Proxy is a simple concurrent HTTP proxy server that caches recently-requested web objects.
It's an application for learning about Socket Programming and Concurrent Programming.
A web proxy is a program that acts as a middleman between a Web browser and an end server.
- Instead of contacting the end server directly to get a Web page, the browser contacts the proxy, which forwards the request on to the end server. When the end server replies to the proxy, the proxy sends the reply on to the browser.
- It can deal with multiple concurrent connections using multi-threading.
- It can also cache web objects by storing local copies of objects from servers then responding to future requests by reading them out of its cache rather than by communicating again with remote servers.
It has the following detailed behavior:
-
Set up the proxy to accept incoming connections:
- Proxy creates a listening descriptor that is ready to receive connection requests on port port by calling
Open_listenfd()
funciton.
- Proxy creates a listening descriptor that is ready to receive connection requests on port port by calling
-
Set up the proxy to deal with multiple concurrent connections using prethreading technique:
- After initializing buffer sbuf, the main thread creates the set of worker threads by calling
Pthread_create()
. - Main thread then enters an infinite loop, waiting for connection requests using
Accept()
function. - It then inserts the resulting connected descriptors in sbuf.
- Each worker thread waits until it is able to remove a connected descriptor from the buffer and then calls the
serve_client()
function to serve the client.
- After initializing buffer sbuf, the main thread creates the set of worker threads by calling
-
Run
serve_client()
routine:- Read and parse the HTTP request sent from the client by calling
read_HTTP_request()
function. - using
hash()
function, generate HTTP_request_hash that will be used to check if the cache contains the requested web object. - If the object is cached then read the object out of the cache rather than communicating again with the server by calling
service_from_cache()
function. - Otherwise, using
service_from_server()
function, Try to connect the server then send it the parsed_request, read its response, write it back to the client, and save it in an internal buffer for possible caching. - If object_size is less than MAX_OBJECT_SIZE write the object in a suitable cahce line.
- Read and parse the HTTP request sent from the client by calling
- We incur non-trivial cost of creating a new thread for each new client.
- A proxy based on prethreading tries to reduce this overhead by using the producer-consumer model shown in the figure.
- The proxy consists of a main thread and a set of worker threads, the main thread repeatedly accepts connection requests from clients and places the resulting connected descriptors in a bounded buffer.
- Each worker thread repeatedly removes a descriptor from the buffer, services the client, and then waits for the next descriptor.
-
Accesses to the cache must be thread-safe, and free of race conditions, So as a matter of fact we have these special requirements:
- Multiple threads must be able to simultaneously read from the cache.

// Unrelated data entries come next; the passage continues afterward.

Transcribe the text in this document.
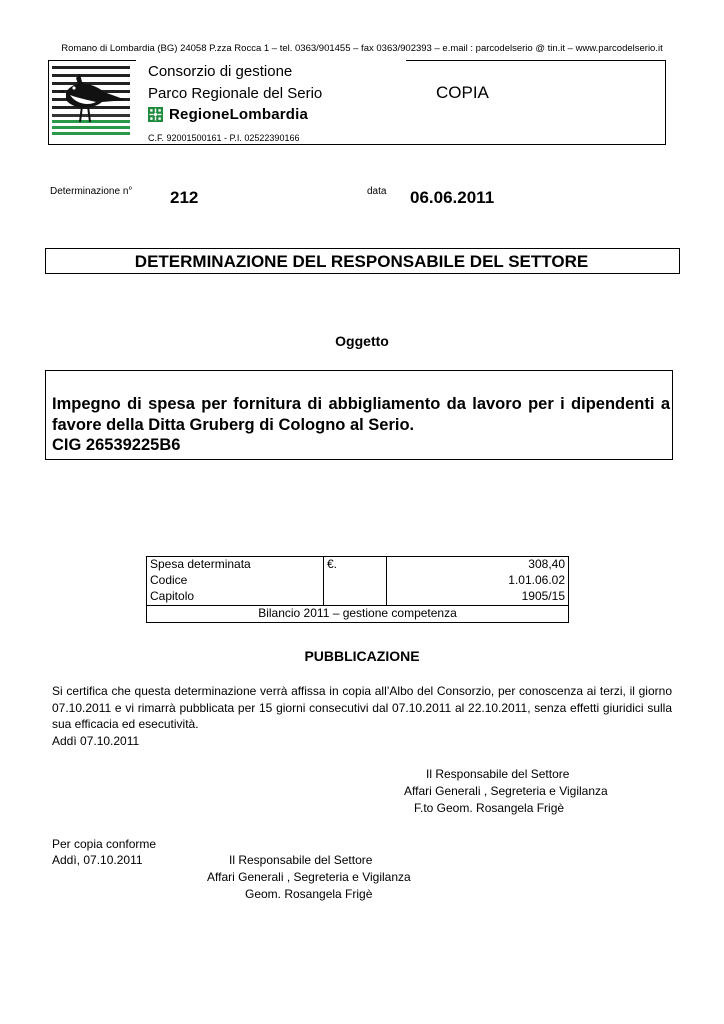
Romano di Lombardia (BG) 24058 P.zza Rocca 1 – tel. 0363/901455 – fax 0363/902393 – e.mail : parcodelserio @ tin.it – www.parcodelserio.it
Consorzio di gestione
Parco Regionale del Serio	COPIA
RegioneLombardia
C.F. 92001500161 - P.I. 02522390166
Determinazione n° 212	data 06.06.2011
DETERMINAZIONE DEL RESPONSABILE DEL SETTORE
Oggetto
Impegno di spesa per fornitura di abbigliamento da lavoro per i dipendenti a
favore della Ditta Gruberg di Cologno al Serio.
CIG 26539225B6
Spesa determinata	€.	308,40
Codice		1.01.06.02
Capitolo		1905/15
Bilancio 2011 – gestione competenza		
PUBBLICAZIONE
Si certifica che questa determinazione verrà affissa in copia all’Albo del Consorzio, per conoscenza ai terzi, il giorno
07.10.2011 e vi rimarrà pubblicata per 15 giorni consecutivi dal 07.10.2011 al 22.10.2011, senza effetti giuridici sulla
sua efficacia ed esecutività.
Addì 07.10.2011
Il Responsabile del Settore
Affari Generali , Segreteria e Vigilanza
F.to Geom. Rosangela Frigè
Per copia conforme
Addì, 07.10.2011	Il Responsabile del Settore
Affari Generali , Segreteria e Vigilanza
Geom. Rosangela Frigè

- No thread can write to specific object while another thread is reading it.
- Only one thread should be permitted to write to the object at a time, but that restriction mustn't exist for readers.
-
As such, protecting accesses to the cache with one large exclusive lock was not an acceptable solution. We partioned the cache into lines, each line associated with read_cnt that count the number of current readers of that cache line, and mutex_writing_cache_line semaphore that lock only the cache line associated with it instead of locking the whole cache.
-
A writer thread locks the write mutex each time it writes to the cache line associtaed with it, and unlocks it each time it finishes writing. This guarantees that there is at most one writer in that cache line at any point of time.
-
On the other hand, only the first reader thread to read a cache line locks write mutex for that cache line, and only the last reader to finish reading unlocks it. The write mutex is ignored by readers who enter and leave while other readers are present.
-
This means that as long as a single reader holds the write mutex for a particular cahce line, an unbounded number of readers can read this cache line at the same time unimpeded.
- Git
- GCC
- make
-
Compile source code and run proxy
Run the following commands in a terminal:
git clone https://github.com/ahmed-salah-ucf/proxy-server.git
make
.\proxy <port>
-
Send HTTP requests using telnet or curl tools to test the proxy
telnet:
telnet localhost <port>
curl:
curl --proxy http://localhost:<port> www.example.com
- The Project helped me become more familiar with the concepts of network programming and concurrent programming.
- I learned about HTTP operation and how to use sockets to write programs that communicate over network connections.
- This introduced me to dealing with concurrency, and how to write thread-safe routines.